(i) The loss in kinetic energy (KE) is calculated using the formula:

\(\text{Loss in KE} = \frac{1}{2} m (v^2 - u^2)\)

where \(m = 50 \text{ kg}\), \(u = 7 \text{ m/s}\), and \(v = 3 \text{ m/s}\).

\(\text{Loss in KE} = \frac{1}{2} \times 50 \times (3^2 - 7^2) = 1000 \text{ J}\)

(ii) The gain in potential energy (PE) is given by:

\(\text{Gain in PE} = mgh\)

where \(h = 15 \text{ m}\) and \(g = 10 \text{ m/s}^2\).

\(\text{Gain in PE} = 50 \times 10 \times 15 = 7500 \text{ J}\)

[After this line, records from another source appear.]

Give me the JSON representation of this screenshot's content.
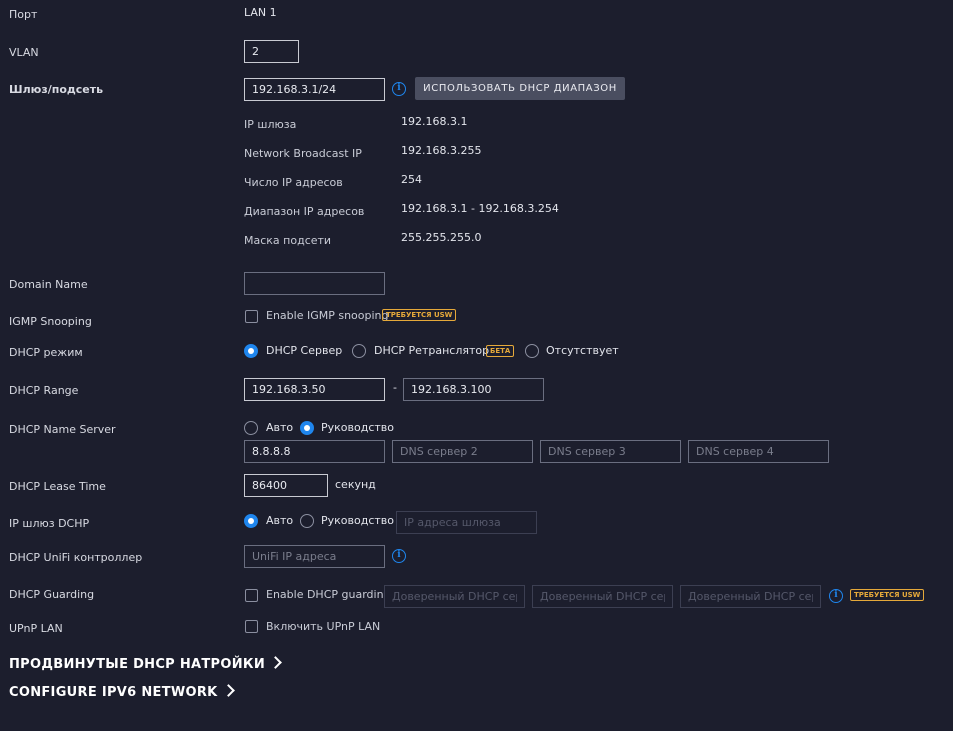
{
  "port": {
    "label": "Порт",
    "value": "LAN 1"
  },
  "vlan": {
    "label": "VLAN",
    "value": "2"
  },
  "gateway": {
    "label": "Шлюз/подсеть",
    "value": "192.168.3.1/24",
    "dhcp_range_button": "ИСПОЛЬЗОВАТЬ DHCP ДИАПАЗОН",
    "details": [
      {
        "label": "IP шлюза",
        "value": "192.168.3.1"
      },
      {
        "label": "Network Broadcast IP",
        "value": "192.168.3.255"
      },
      {
        "label": "Число IP адресов",
        "value": "254"
      },
      {
        "label": "Диапазон IP адресов",
        "value": "192.168.3.1 - 192.168.3.254"
      },
      {
        "label": "Маска подсети",
        "value": "255.255.255.0"
      }
    ]
  },
  "domain_name": {
    "label": "Domain Name",
    "value": ""
  },
  "igmp": {
    "label": "IGMP Snooping",
    "checkbox_label": "Enable IGMP snooping",
    "checked": false,
    "badge": "ТРЕБУЕТСЯ USW"
  },
  "dhcp_mode": {
    "label": "DHCP режим",
    "options": [
      "DHCP Сервер",
      "DHCP Ретранслятор",
      "Отсутствует"
    ],
    "selected": "DHCP Сервер",
    "beta_badge": "БЕТА"
  },
  "dhcp_range": {
    "label": "DHCP Range",
    "start": "192.168.3.50",
    "separator": "-",
    "end": "192.168.3.100"
  },
  "dhcp_name_server": {
    "label": "DHCP Name Server",
    "options": [
      "Авто",
      "Руководство"
    ],
    "selected": "Руководство",
    "dns1": "8.8.8.8",
    "dns2_placeholder": "DNS сервер 2",
    "dns3_placeholder": "DNS сервер 3",
    "dns4_placeholder": "DNS сервер 4"
  },
  "lease_time": {
    "label": "DHCP Lease Time",
    "value": "86400",
    "unit": "секунд"
  },
  "dhcp_gateway": {
    "label": "IP шлюз DCHP",
    "options": [
      "Авто",
      "Руководство"
    ],
    "selected": "Авто",
    "placeholder": "IP адреса шлюза"
  },
  "unifi_controller": {
    "label": "DHCP UniFi контроллер",
    "placeholder": "UniFi IP адреса"
  },
  "dhcp_guarding": {
    "label": "DHCP Guarding",
    "checkbox_label": "Enable DHCP guarding",
    "checked": false,
    "placeholder": "Доверенный DHCP сервер",
    "badge": "ТРЕБУЕТСЯ USW"
  },
  "upnp": {
    "label": "UPnP LAN",
    "checkbox_label": "Включить UPnP LAN",
    "checked": false
  },
  "sections": {
    "advanced_dhcp": "ПРОДВИНУТЫЕ DHCP НАТРОЙКИ",
    "ipv6": "CONFIGURE IPV6 NETWORK"
  },
  "icons": {
    "info": "info-icon",
    "chevron": "chevron-right-icon",
    "info_glyph": "i"
  },
  "colors": {
    "background": "#1c1e2d",
    "accent": "#1f86ee",
    "badge": "#e5a93a",
    "button": "#4a4e60"
  }
}
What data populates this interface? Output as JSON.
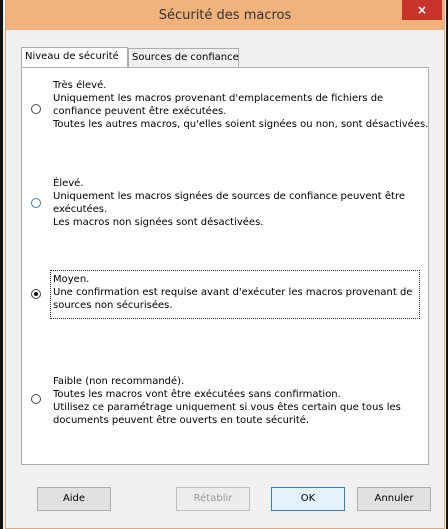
{
  "window": {
    "title": "Sécurité des macros",
    "close_glyph": "×"
  },
  "tabs": [
    {
      "label": "Niveau de sécurité",
      "active": true
    },
    {
      "label": "Sources de confiance",
      "active": false
    }
  ],
  "options": [
    {
      "title": "Très élevé.",
      "lines": [
        "Uniquement les macros provenant d'emplacements de fichiers de",
        "confiance peuvent être exécutées.",
        "Toutes les autres macros, qu'elles soient signées ou non, sont désactivées."
      ],
      "selected": false
    },
    {
      "title": "Élevé.",
      "lines": [
        "Uniquement les macros signées de sources de confiance peuvent être",
        "exécutées.",
        "Les macros non signées sont désactivées."
      ],
      "selected": false
    },
    {
      "title": "Moyen.",
      "lines": [
        "Une confirmation est requise avant d'exécuter les macros provenant de",
        "sources non sécurisées."
      ],
      "selected": true
    },
    {
      "title": "Faible (non recommandé).",
      "lines": [
        "Toutes les macros vont être exécutées sans confirmation.",
        "Utilisez ce paramétrage uniquement si vous êtes certain que tous les",
        "documents peuvent être ouverts en toute sécurité."
      ],
      "selected": false
    }
  ],
  "buttons": {
    "help": "Aide",
    "reset": "Rétablir",
    "ok": "OK",
    "cancel": "Annuler"
  }
}
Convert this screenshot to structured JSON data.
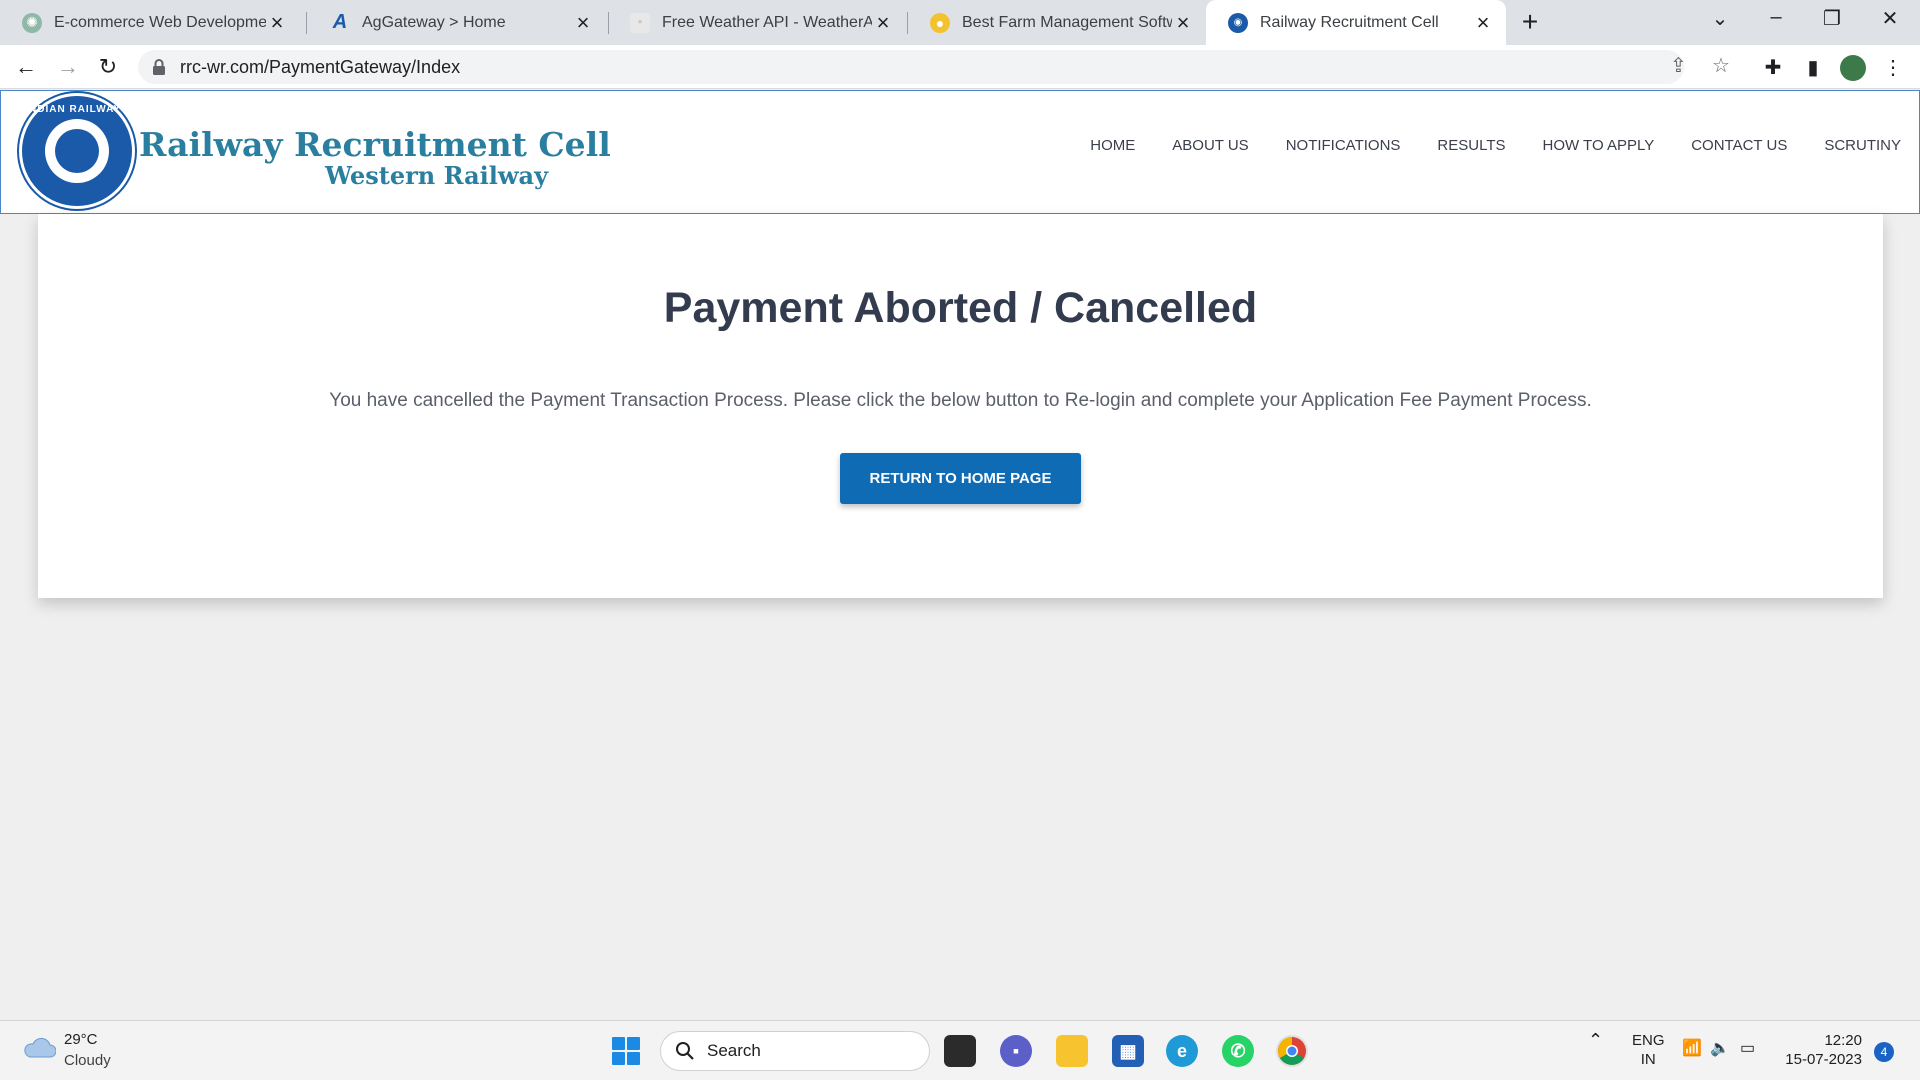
{
  "browser": {
    "tabs": [
      {
        "title": "E-commerce Web Development",
        "icon": "chatgpt-icon",
        "active": false
      },
      {
        "title": "AgGateway > Home",
        "icon": "aggateway-icon",
        "active": false
      },
      {
        "title": "Free Weather API - WeatherAPI.c",
        "icon": "weatherapi-icon",
        "active": false
      },
      {
        "title": "Best Farm Management Software",
        "icon": "farm-icon",
        "active": false
      },
      {
        "title": "Railway Recruitment Cell",
        "icon": "railway-icon",
        "active": true
      }
    ],
    "url": "rrc-wr.com/PaymentGateway/Index"
  },
  "site": {
    "logo_text": "INDIAN RAILWAYS",
    "title": "Railway Recruitment Cell",
    "subtitle": "Western Railway",
    "nav": [
      "HOME",
      "ABOUT US",
      "NOTIFICATIONS",
      "RESULTS",
      "HOW TO APPLY",
      "CONTACT US",
      "SCRUTINY"
    ]
  },
  "content": {
    "heading": "Payment Aborted / Cancelled",
    "message": "You have cancelled the Payment Transaction Process. Please click the below button to Re-login and complete your Application Fee Payment Process.",
    "button_label": "RETURN TO HOME PAGE",
    "button_color": "#0e6bb4"
  },
  "taskbar": {
    "weather_temp": "29°C",
    "weather_condition": "Cloudy",
    "search_label": "Search",
    "language": "ENG",
    "region": "IN",
    "time": "12:20",
    "date": "15-07-2023",
    "notification_count": "4"
  }
}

(iii) The work done (WD) by the pulling force is calculated by considering the work done against resistance and the change in energy:

\(\text{WD by resistance} = 7.5 \times 200 = 1500 \text{ J}\)

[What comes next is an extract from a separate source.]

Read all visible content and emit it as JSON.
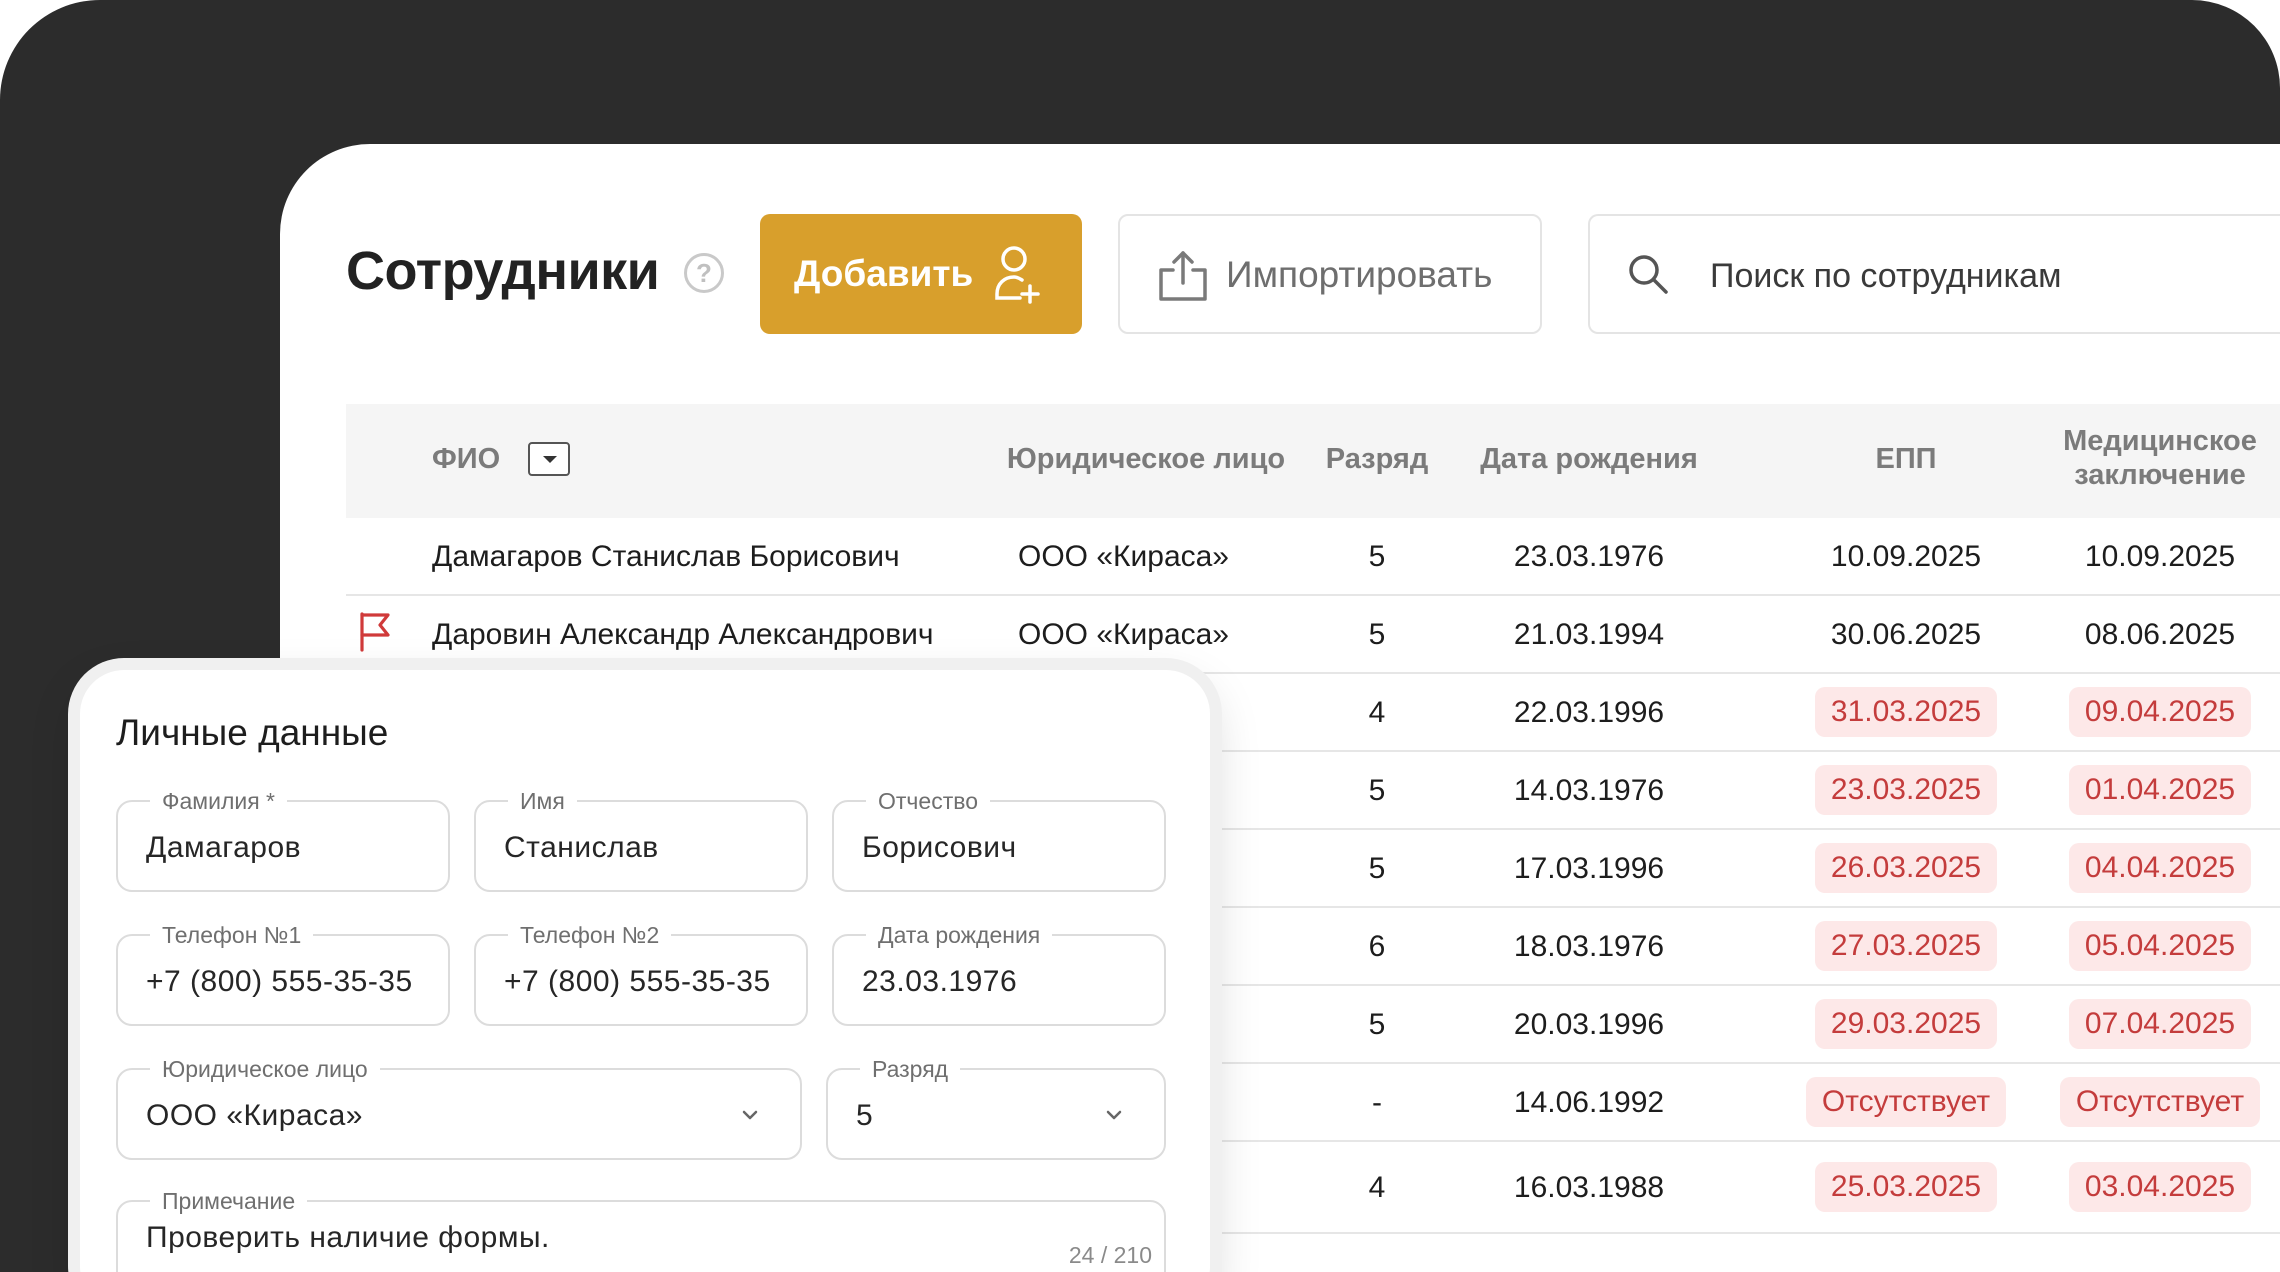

\(\text{WD by pulling force} = \text{Gain in PE} + \text{Loss in KE} + \text{WD by resistance}\)

\(\text{WD by pulling force} = 7500 + 1500 - 1000 = 8000 \text{ J}\)

(iv) To find \(\alpha\), use the formula for work done by the force:

\(\text{WD} = F \cdot d \cdot \cos \alpha\)

where \(F = 45 \text{ N}\) and \(d = 200 \text{ m}\).

\(8000 = 45 \times 200 \times \cos \alpha\)

\(\cos \alpha = \frac{8000}{45 \times 200}\)

\(\alpha = \cos^{-1} \left( \frac{8000}{9000} \right) \approx 27.3 \degree\)